Читаем На исходе ночи полностью

— Там бабка здешняя вина своей гонки четверть принесла. Давай, что ль?

— Рано, — сказал я.

Сват засмеялся, весь в сладостном предвкушении.

— Чай, говорится: добрый пьяница с утра праздничку рад. А у нас с тобой нынче праздничку быть, с благополучным отъездом.

У свата оказался недавно зарезанный боров. Подали свинину в разных видах: студень, жареную, пареную с брюквой, холодную, крошенную кусками, сычуг с кашей.

Сначала за стол мы сели втроем: сват, Сундук и я. Потом заявился «сын Тимошка», потом «сынов крестный», потом «дед — девяносто лет, он непьющий, язык только мочит». Затем к чарочке, неизвестно по какому чутью, начали налетать один за другим охотники до веселой беседы. Бабка, никого уже не спрашивая, поставила еще четверть: «Своей гонки, любезный, своей гонки». К концу дня горница набилась посторонними. Распоряжаться всем делом самочинно взялся какой-то Ерема, маленький, тщедушный мужичок со щипаной бородой, с голосом, как у молодого петуха. На все мои попытки остановить попойку сват, сильно захмелевший, — он пил неистово и жадно, — отвечал однообразно:

— Не замай. Я не токомша, и я не этимша… я взялся, а взялся — отвезу… И я не токомша, и я не этимша… И не без чего (он произносил в одно слово: «небе́щево») тебе о том говорил…

Гости делали вид, что ничего о наших затеях не знают. Может быть, кое-кто и не знал. По деревне, наверное, пошел уж слух, что у свата пьют.

Но все в нас обличало политиков, «людей, видать, ученых». А отсюда уже недалеко было до догадки, зачем мы к свату заявились и почему на столе играет чудное зелье «бабкиной гонки». Опасность росла и могла захватить нас врасплох. Да и на дворе уже смеркалось.

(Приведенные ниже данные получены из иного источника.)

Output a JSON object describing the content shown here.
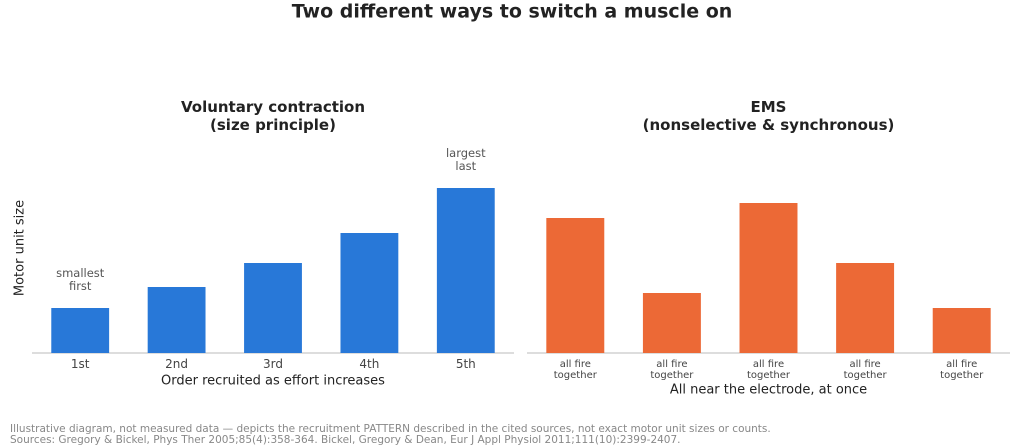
{
  "title": "Two different ways to switch a muscle on",
  "notes": [
    "Illustrative diagram, not measured data — depicts the recruitment PATTERN described in the cited sources, not exact motor unit sizes or counts.",
    "Sources: Gregory & Bickel, Phys Ther 2005;85(4):358-364. Bickel, Gregory & Dean, Eur J Appl Physiol 2011;111(10):2399-2407."
  ],
  "chart_data": [
    {
      "type": "bar",
      "title": [
        "Voluntary contraction",
        "(size principle)"
      ],
      "ylabel": "Motor unit size",
      "xlabel": "Order recruited as effort increases",
      "categories": [
        [
          "1st"
        ],
        [
          "2nd"
        ],
        [
          "3rd"
        ],
        [
          "4th"
        ],
        [
          "5th"
        ]
      ],
      "values": [
        3,
        4.4,
        6,
        8,
        11
      ],
      "color": "#2878d8",
      "ylim": [
        0,
        13
      ],
      "annotations": [
        {
          "index": 0,
          "text": [
            "smallest",
            "first"
          ]
        },
        {
          "index": 4,
          "text": [
            "largest",
            "last"
          ]
        }
      ]
    },
    {
      "type": "bar",
      "title": [
        "EMS",
        "(nonselective & synchronous)"
      ],
      "xlabel": "All near the electrode, at once",
      "categories": [
        [
          "all fire",
          "together"
        ],
        [
          "all fire",
          "together"
        ],
        [
          "all fire",
          "together"
        ],
        [
          "all fire",
          "together"
        ],
        [
          "all fire",
          "together"
        ]
      ],
      "values": [
        9,
        4,
        10,
        6,
        3
      ],
      "color": "#ec6936",
      "ylim": [
        0,
        13
      ]
    }
  ]
}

Пора было кончать и готовиться к отъезду.

Сват, так испугавшийся утром нашего приезда, теперь забыл о всяком страхе. Глаза его то маслились, то вспыхивали, богатырские руки дрожали от нетерпения, когда он подносил стакан к губам.

— Креста на них, окаянных, нет! В какую погибель запойного человека втянули! — сказала, услыхал я, молодуха хозяйке на пороге горницы, со злобой посмотрев на меня и на Сундука.

— Сорок ден, сорок ночен пить будем! — кричал, сбиваясь и забывая слова, очумелый сват.

Ерема крикнул бабке:

— Вали еще четвертную в мою голову, малина тебе в рот!

Я остановил его: довольно, мол, — но он восстал:

— У нас, у конопатчиков, — я ведь конопатчик в своем художестве, про это у нас, конопатчиков, говорится: без вина тем более мало радостно. А пью я одно — из уважения, уважаючи пью, а без уважения — брошу, и тогда, врешь, Ерему не заставишь пить, на коленках проси, в ногах валяйся — ни синь-пороха не клюну…

Я встал из-за стола и вышел из горницы, сделав Сундуку знак. В сенях мы посовещались. Я видел, что подожди мы еще немного — и мой «оборотистый попутчик», как назвал Потапыч Сундука, тоже потеряет волю и твердость в расходившейся гулянке. Сундук начинал уже хмелеть, он не то не догадался, не то не набрался духу выплескивать свои шкалики под стол, как делал я.

Через молодуху мы вызвали в сени Тимоху. Тимоха, плечистый и ростом выше отца, не решился отрывать отца от водки:

— К тятеньке теперь не подходи — убьет, зарубит.

Тимоха сказал, что отец сговорился с Еремой везти нас с ним вместе на двух подводах. Вызвали Ерему. Ерема сразу заговорил о прибавке.

— Это тем более не радостно. Малой тайболой продираться. Я без всякой ужасти избу в Пинеге проконопачу, деньги возьму — и сам себе владыка, и все по закону, а здесь вертись… Да на кой это мне ляд!.. Не поеду без прибавки.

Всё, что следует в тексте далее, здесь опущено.